Category Archives: Jessica Giordano

“So, what do you do?”

I have heard some genetic counselors say they have ‘given up’ on telling those they meet at social events that they are genetic counselors in the interest of avoiding long, tedious, and potentially polarizing Q + A sessions with their fellow conversationalist. One GC told me she simply says she is a nurse.

Not me.

Although I mentally brace myself for the potential complicated discussion, I am always more interested in hearing what the other’s questions and reactions will be —

“So, you make blue eyed babies?”

“You tell people to get their breasts removed!?!”

“My friend was told her baby had Down Syndrome and he is now in a gifted child program.”

As I once read, “All patients have genes!” Since we are all potential patients, bringing up the topic of genetic counseling with acquaintances, family, or even fellow subway riders can really keep you on your toes.

At my last birthday party in a lower east side (NYC) location, I was told by a stranger who knew my profession:

“My cousin has ectodermal dysplasia

Heavy stuff. Especially at 2am with Biggy playing in the background.

It is not unusual for others to inquire about one’s profession. But, the difference is that genetic counseling conjures up difficult topics for people – underlying most of the questions are ethical and moral considerations related to the definition of what it means to be human.

Are those typical party topics? No, but it does not mean they should be avoided.

In fact, they should really be encouraged.

So, how do we GCs respond? This conjures up 2 main questions for me:

1. Do we wear our professional genetic counselor hat at all times with a non-directive counselor role, limiting the exposure of possible biases and preferences? Or, do we share some of our opinions based in our experiences and knowledge? Perhaps these are not mutually exclusive, but striking the balance might very well be an art.

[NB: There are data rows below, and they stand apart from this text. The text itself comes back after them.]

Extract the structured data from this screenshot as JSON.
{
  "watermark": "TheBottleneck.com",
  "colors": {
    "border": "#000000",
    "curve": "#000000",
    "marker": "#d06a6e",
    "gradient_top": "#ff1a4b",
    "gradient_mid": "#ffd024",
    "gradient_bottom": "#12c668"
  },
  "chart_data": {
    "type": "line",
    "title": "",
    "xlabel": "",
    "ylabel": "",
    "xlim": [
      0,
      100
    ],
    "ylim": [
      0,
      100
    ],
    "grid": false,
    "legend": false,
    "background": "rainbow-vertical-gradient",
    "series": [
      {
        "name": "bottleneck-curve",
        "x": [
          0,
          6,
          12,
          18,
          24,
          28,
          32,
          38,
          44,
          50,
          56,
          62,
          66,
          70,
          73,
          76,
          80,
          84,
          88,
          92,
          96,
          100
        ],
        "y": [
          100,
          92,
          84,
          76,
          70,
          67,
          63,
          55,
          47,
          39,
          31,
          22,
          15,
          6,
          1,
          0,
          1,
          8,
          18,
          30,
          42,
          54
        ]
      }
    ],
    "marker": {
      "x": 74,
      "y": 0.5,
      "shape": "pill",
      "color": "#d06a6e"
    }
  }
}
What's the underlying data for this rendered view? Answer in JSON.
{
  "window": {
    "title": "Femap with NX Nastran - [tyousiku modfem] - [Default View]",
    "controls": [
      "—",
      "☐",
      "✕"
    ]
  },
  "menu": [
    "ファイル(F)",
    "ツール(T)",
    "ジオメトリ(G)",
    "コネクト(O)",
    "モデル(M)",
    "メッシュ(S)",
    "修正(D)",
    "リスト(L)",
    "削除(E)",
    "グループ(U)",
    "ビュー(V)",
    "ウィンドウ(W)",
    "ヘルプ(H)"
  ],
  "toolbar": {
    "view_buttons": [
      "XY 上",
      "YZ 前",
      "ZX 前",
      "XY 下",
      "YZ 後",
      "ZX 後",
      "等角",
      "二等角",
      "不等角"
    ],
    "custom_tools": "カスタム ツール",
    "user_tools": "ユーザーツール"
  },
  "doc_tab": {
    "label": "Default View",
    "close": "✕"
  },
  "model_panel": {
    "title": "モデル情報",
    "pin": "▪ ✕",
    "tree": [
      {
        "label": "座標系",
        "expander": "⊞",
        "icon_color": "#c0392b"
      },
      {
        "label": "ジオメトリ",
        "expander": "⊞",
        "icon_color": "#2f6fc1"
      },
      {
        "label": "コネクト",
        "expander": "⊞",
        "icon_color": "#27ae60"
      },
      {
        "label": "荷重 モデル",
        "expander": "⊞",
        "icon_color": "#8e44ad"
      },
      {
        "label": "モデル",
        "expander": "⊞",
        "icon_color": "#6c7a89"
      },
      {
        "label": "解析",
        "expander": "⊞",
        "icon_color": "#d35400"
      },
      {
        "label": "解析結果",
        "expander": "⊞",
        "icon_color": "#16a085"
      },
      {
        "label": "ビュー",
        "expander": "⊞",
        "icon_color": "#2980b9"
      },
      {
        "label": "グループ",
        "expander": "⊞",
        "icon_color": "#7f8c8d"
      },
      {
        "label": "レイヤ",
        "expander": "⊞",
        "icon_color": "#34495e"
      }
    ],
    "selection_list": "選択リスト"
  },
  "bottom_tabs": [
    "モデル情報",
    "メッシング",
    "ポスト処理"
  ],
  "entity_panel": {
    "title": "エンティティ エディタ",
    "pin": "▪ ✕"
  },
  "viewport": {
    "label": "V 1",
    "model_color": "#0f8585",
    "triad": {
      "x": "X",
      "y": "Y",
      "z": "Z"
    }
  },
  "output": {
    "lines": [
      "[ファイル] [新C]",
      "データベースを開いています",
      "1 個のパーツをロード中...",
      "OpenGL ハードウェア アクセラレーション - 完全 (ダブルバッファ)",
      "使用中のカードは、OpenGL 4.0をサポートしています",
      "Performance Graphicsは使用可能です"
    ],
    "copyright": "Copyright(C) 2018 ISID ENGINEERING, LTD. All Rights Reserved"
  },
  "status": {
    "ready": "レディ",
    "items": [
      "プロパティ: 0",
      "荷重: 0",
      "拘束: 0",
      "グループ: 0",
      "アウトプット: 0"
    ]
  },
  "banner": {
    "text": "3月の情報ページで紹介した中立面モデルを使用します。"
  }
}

Over time and with exposure, every genetic counselor develops strong opinions, cases for which she/he has strong feelings. See below –

The cancer patient who has >66% chance for a BRCA mutation who declines both treatment and genetic testing.

The patient who continues a pregnancy affected with Trisomy 18.

The patient who terminates a pregnancy affected with Trisomy 18.

2. What is genetic counseling anyways?! I am sure we all have our media clip definition to share with our inquisitive social audiences, but sometimes I find myself wanting to gear my answer towards a particular person’s age, gender, background, etc. This inevitably leads to complicated discussions. There is certainly a spectrum of definitions regarding what genetic counseling is from the more thorough to the most simple (first hit in google). This is part of what this blog is about.

Genetics is a field plagued (and fortunate) to have no clear answers due to the mix of science, culture, religion, ethics, disease, stigma, psychology, family dynamics and relationships, guilt…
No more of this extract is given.